Both the wired and wireless connections at the dorm are spotty and slow. I'm lucky if I make it through a couple of pages of surfing without the connection dropping. Thus, updates here will come in bunches when I plug the laptop into the schools media center connection.

On the morning I arrived late and missed my first class, I walked from my dorm over to a cemetery. I wanted to get to know the neighborhood and it seemed like an interesting destination. When I arrived, I found high brick walls surrounding a park with many trees scattered through out. Most of the headstones or memorials were from the mid-19thC and there were a lot of professors and teachers given high honors after their passing.

The walls had several openings where people were cutting through on their way to other streets. Just about in the middle, ironically, near a the tomb of a child, was a group of mothers with four children between them. As the mothers talked, the children played on the pathway, with each other and with the nearby garbage can. I've noticed that Germans are more free in allowing their children to walk about tethered as soon as they can so it's kinda nice to see really young kids at play in their miniature adult-like fashions.

When I decided to take a shot of the kids, I really was just trying to not get caught and accused of anything unsavory. But look close. I snagged the moment just as two of the boys are pushing the third against the can. I just imagine the little girl in the foreground saying, "that's right boys, rough him up until he hands over all his gummibears".

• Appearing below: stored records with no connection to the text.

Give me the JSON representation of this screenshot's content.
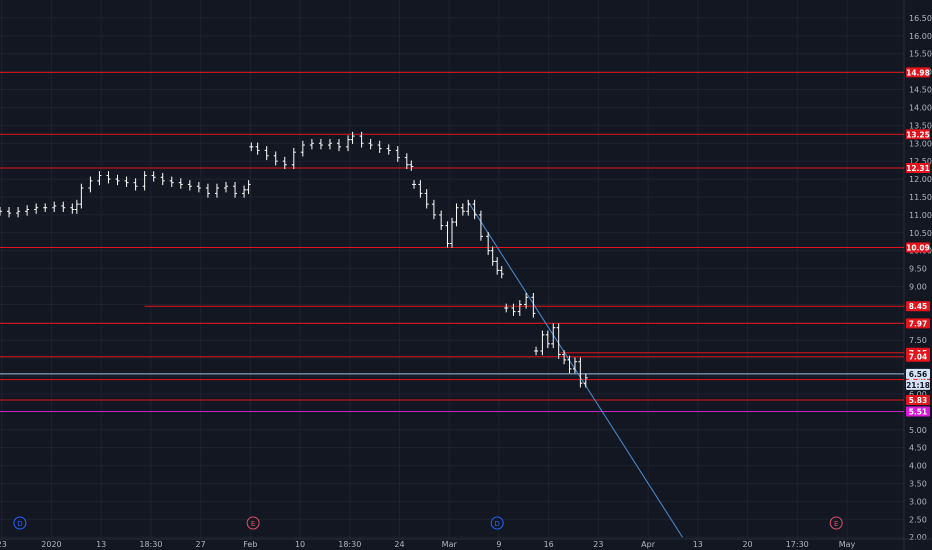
{
  "chart_data": {
    "type": "candlestick",
    "y_axis": {
      "range": [
        1.95,
        17.0
      ],
      "ticks": [
        "2.00",
        "2.50",
        "3.00",
        "3.50",
        "4.00",
        "4.50",
        "5.00",
        "5.50",
        "6.00",
        "6.50",
        "7.00",
        "7.50",
        "8.00",
        "8.50",
        "9.00",
        "9.50",
        "10.00",
        "10.50",
        "11.00",
        "11.50",
        "12.00",
        "12.50",
        "13.00",
        "13.50",
        "14.00",
        "14.50",
        "15.00",
        "15.50",
        "16.00",
        "16.50"
      ]
    },
    "x_axis": {
      "ticks": [
        "23",
        "2020",
        "13",
        "18:30",
        "27",
        "Feb",
        "10",
        "18:30",
        "24",
        "Mar",
        "9",
        "16",
        "23",
        "Apr",
        "13",
        "20",
        "17:30",
        "May"
      ]
    },
    "price_levels": [
      {
        "label": "14.98",
        "value": 14.98,
        "color": "#e3141b",
        "badge_bg": "#e3141b",
        "badge_fg": "#ffffff",
        "from": 0.0
      },
      {
        "label": "13.25",
        "value": 13.25,
        "color": "#e3141b",
        "badge_bg": "#e3141b",
        "badge_fg": "#ffffff",
        "from": 0.0
      },
      {
        "label": "12.31",
        "value": 12.31,
        "color": "#e3141b",
        "badge_bg": "#e3141b",
        "badge_fg": "#ffffff",
        "from": 0.0
      },
      {
        "label": "10.09",
        "value": 10.09,
        "color": "#e3141b",
        "badge_bg": "#e3141b",
        "badge_fg": "#ffffff",
        "from": 0.0
      },
      {
        "label": "8.45",
        "value": 8.45,
        "color": "#e3141b",
        "badge_bg": "#e3141b",
        "badge_fg": "#ffffff",
        "from": 0.16
      },
      {
        "label": "7.97",
        "value": 7.97,
        "color": "#e3141b",
        "badge_bg": "#e3141b",
        "badge_fg": "#ffffff",
        "from": 0.0
      },
      {
        "label": "7.15",
        "value": 7.15,
        "color": "#e3141b",
        "badge_bg": "#e3141b",
        "badge_fg": "#ffffff",
        "from": 0.62
      },
      {
        "label": "7.04",
        "value": 7.04,
        "color": "#e3141b",
        "badge_bg": "#e3141b",
        "badge_fg": "#ffffff",
        "from": 0.0
      },
      {
        "label": "6.40",
        "value": 6.4,
        "color": "#e3141b",
        "badge_bg": "#e3141b",
        "badge_fg": "#ffffff",
        "from": 0.0
      },
      {
        "label": "5.83",
        "value": 5.83,
        "color": "#e3141b",
        "badge_bg": "#e3141b",
        "badge_fg": "#ffffff",
        "from": 0.0
      },
      {
        "label": "5.51",
        "value": 5.51,
        "color": "#c71ec7",
        "badge_bg": "#d81bd8",
        "badge_fg": "#ffffff",
        "from": 0.0
      }
    ],
    "current_price": {
      "label": "6.56",
      "value": 6.56,
      "countdown": "21:18",
      "line_color": "#9ec3e6",
      "badge_bg": "#d4e3f7",
      "badge_fg": "#131722"
    },
    "trendline": {
      "from": {
        "x": 0.517,
        "y": 11.4
      },
      "to": {
        "x": 0.755,
        "y": 2.0
      },
      "color": "#4a8fd4"
    },
    "events": [
      {
        "label": "D",
        "x": 0.022,
        "color": "#2962ff"
      },
      {
        "label": "E",
        "x": 0.28,
        "color": "#e0506a"
      },
      {
        "label": "D",
        "x": 0.55,
        "color": "#2962ff"
      },
      {
        "label": "E",
        "x": 0.925,
        "color": "#e0506a"
      }
    ],
    "price_series": {
      "color": "#ffffff",
      "segments": [
        {
          "x": [
            0.0,
            0.01,
            0.02,
            0.03,
            0.04,
            0.05,
            0.06,
            0.07,
            0.08,
            0.085,
            0.09,
            0.1,
            0.11,
            0.12,
            0.13,
            0.14,
            0.15,
            0.16,
            0.17,
            0.18,
            0.19,
            0.2,
            0.21,
            0.22,
            0.23,
            0.24,
            0.25,
            0.26,
            0.27,
            0.275
          ],
          "close": [
            11.1,
            11.05,
            11.1,
            11.15,
            11.2,
            11.2,
            11.25,
            11.2,
            11.15,
            11.3,
            11.75,
            11.95,
            12.1,
            12.0,
            11.95,
            11.9,
            11.8,
            12.1,
            12.05,
            11.95,
            11.9,
            11.85,
            11.8,
            11.75,
            11.6,
            11.75,
            11.8,
            11.6,
            11.7,
            11.85
          ]
        },
        {
          "x": [
            0.278,
            0.285,
            0.295,
            0.305,
            0.315,
            0.325,
            0.335,
            0.345,
            0.355,
            0.365,
            0.375,
            0.385,
            0.39,
            0.4,
            0.41,
            0.42,
            0.43,
            0.44,
            0.45,
            0.455
          ],
          "close": [
            12.9,
            12.8,
            12.65,
            12.5,
            12.4,
            12.75,
            12.95,
            13.0,
            12.95,
            13.0,
            12.9,
            13.1,
            13.2,
            13.0,
            12.95,
            12.85,
            12.8,
            12.6,
            12.4,
            12.35
          ]
        },
        {
          "x": [
            0.458,
            0.465,
            0.472,
            0.48,
            0.488,
            0.495,
            0.5,
            0.505,
            0.512,
            0.518,
            0.525,
            0.532,
            0.54,
            0.545,
            0.55,
            0.555
          ],
          "close": [
            11.85,
            11.6,
            11.3,
            11.0,
            10.7,
            10.2,
            10.8,
            11.2,
            11.1,
            11.3,
            11.0,
            10.4,
            10.0,
            9.7,
            9.45,
            9.35
          ]
        },
        {
          "x": [
            0.56,
            0.568,
            0.575,
            0.582,
            0.59
          ],
          "close": [
            8.4,
            8.3,
            8.5,
            8.7,
            8.25
          ]
        },
        {
          "x": [
            0.593,
            0.6,
            0.606,
            0.612,
            0.618,
            0.624,
            0.63,
            0.636,
            0.642,
            0.648
          ],
          "close": [
            7.2,
            7.65,
            7.4,
            7.85,
            7.1,
            6.95,
            6.7,
            6.9,
            6.3,
            6.45
          ]
        }
      ]
    }
  }
}
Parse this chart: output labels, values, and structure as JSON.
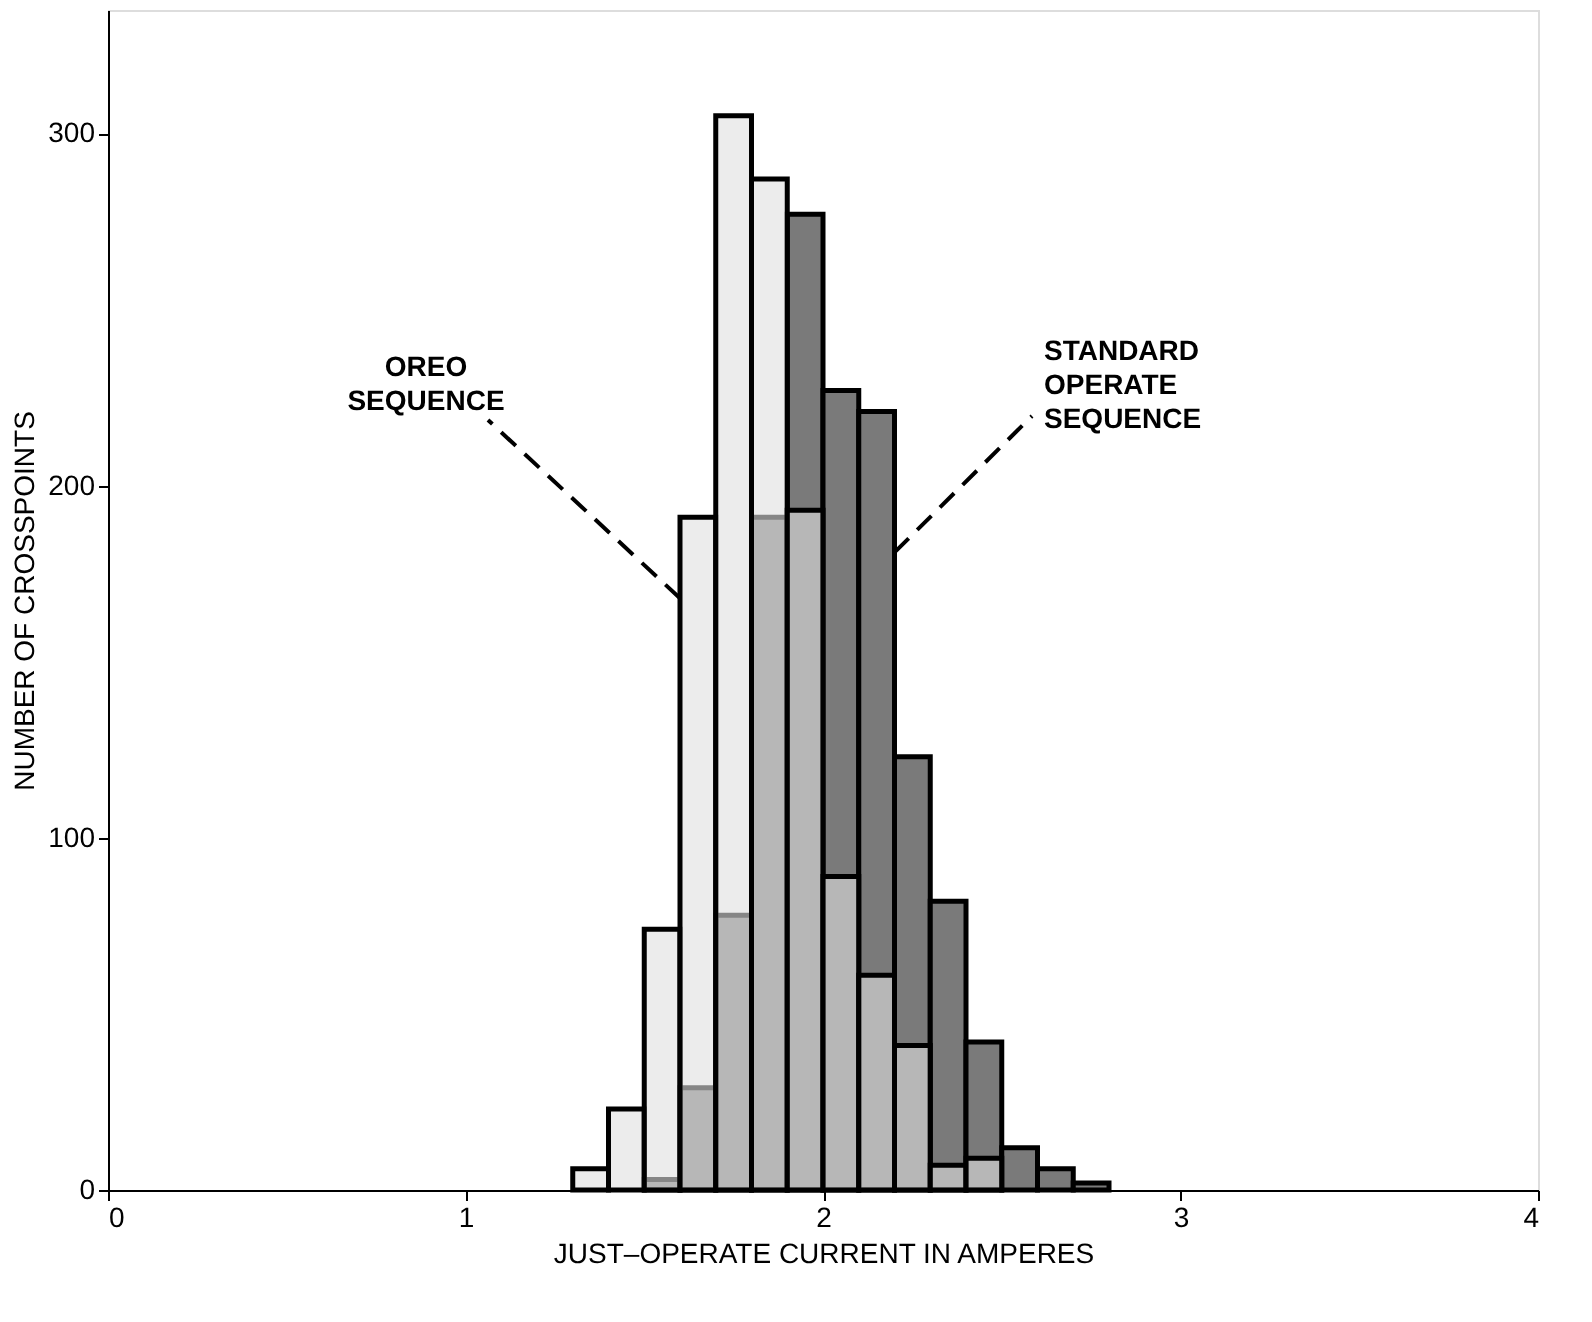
{
  "chart_data": {
    "type": "histogram",
    "xlabel": "JUST–OPERATE CURRENT IN AMPERES",
    "ylabel": "NUMBER OF CROSSPOINTS",
    "bins": [
      1.3,
      1.4,
      1.5,
      1.6,
      1.7,
      1.8,
      1.9,
      2.0,
      2.1,
      2.2,
      2.3,
      2.4,
      2.5,
      2.6,
      2.7,
      2.8
    ],
    "series": [
      {
        "color": "#7a7a7a",
        "values": [
          0,
          0,
          3,
          29,
          78,
          191,
          277,
          227,
          221,
          123,
          82,
          42,
          12,
          6,
          2
        ]
      },
      {
        "color": "#e0e0e0",
        "values": [
          6,
          23,
          74,
          191,
          305,
          287,
          193,
          89,
          61,
          41,
          7,
          9,
          0,
          0,
          0
        ]
      }
    ],
    "annotations": [
      {
        "text": "OREO\nSEQUENCE",
        "x": 1.6,
        "y": 168
      },
      {
        "text": "STANDARD\nOPERATE\nSEQUENCE",
        "x": 2.2,
        "y": 181
      }
    ],
    "xlim": [
      0,
      4
    ],
    "xticks": [
      0,
      1,
      2,
      3,
      4
    ],
    "ylim": [
      0,
      335
    ],
    "yticks": [
      0,
      100,
      200,
      300
    ],
    "grid": false,
    "legend": false
  }
}
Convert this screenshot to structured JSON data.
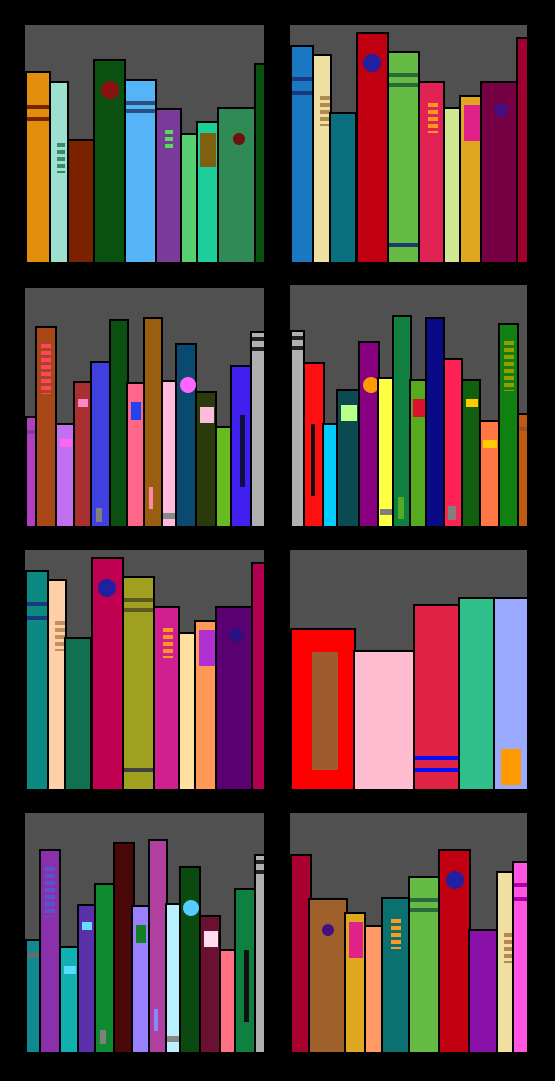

As I walked through the cemetery towards the path circling the inside, I started seeing the occasional jogger. These weren't any joggers, but out of the half-dozen or so, only two were even close to qualifying as young. Again, it seemed ironic that the old would partake in an activity that is intended to keep one healthy and living longer, if not better, in a place that is a perpetual reminder of the one fate no one can escape. Is it because of that reminder that they are spurred on to jog? Is it out of a sense of defiance? Or is it merely a convenient place to use as a track? It doesn't matter a whole lot. After all, cemeteries are for the living in more than one way.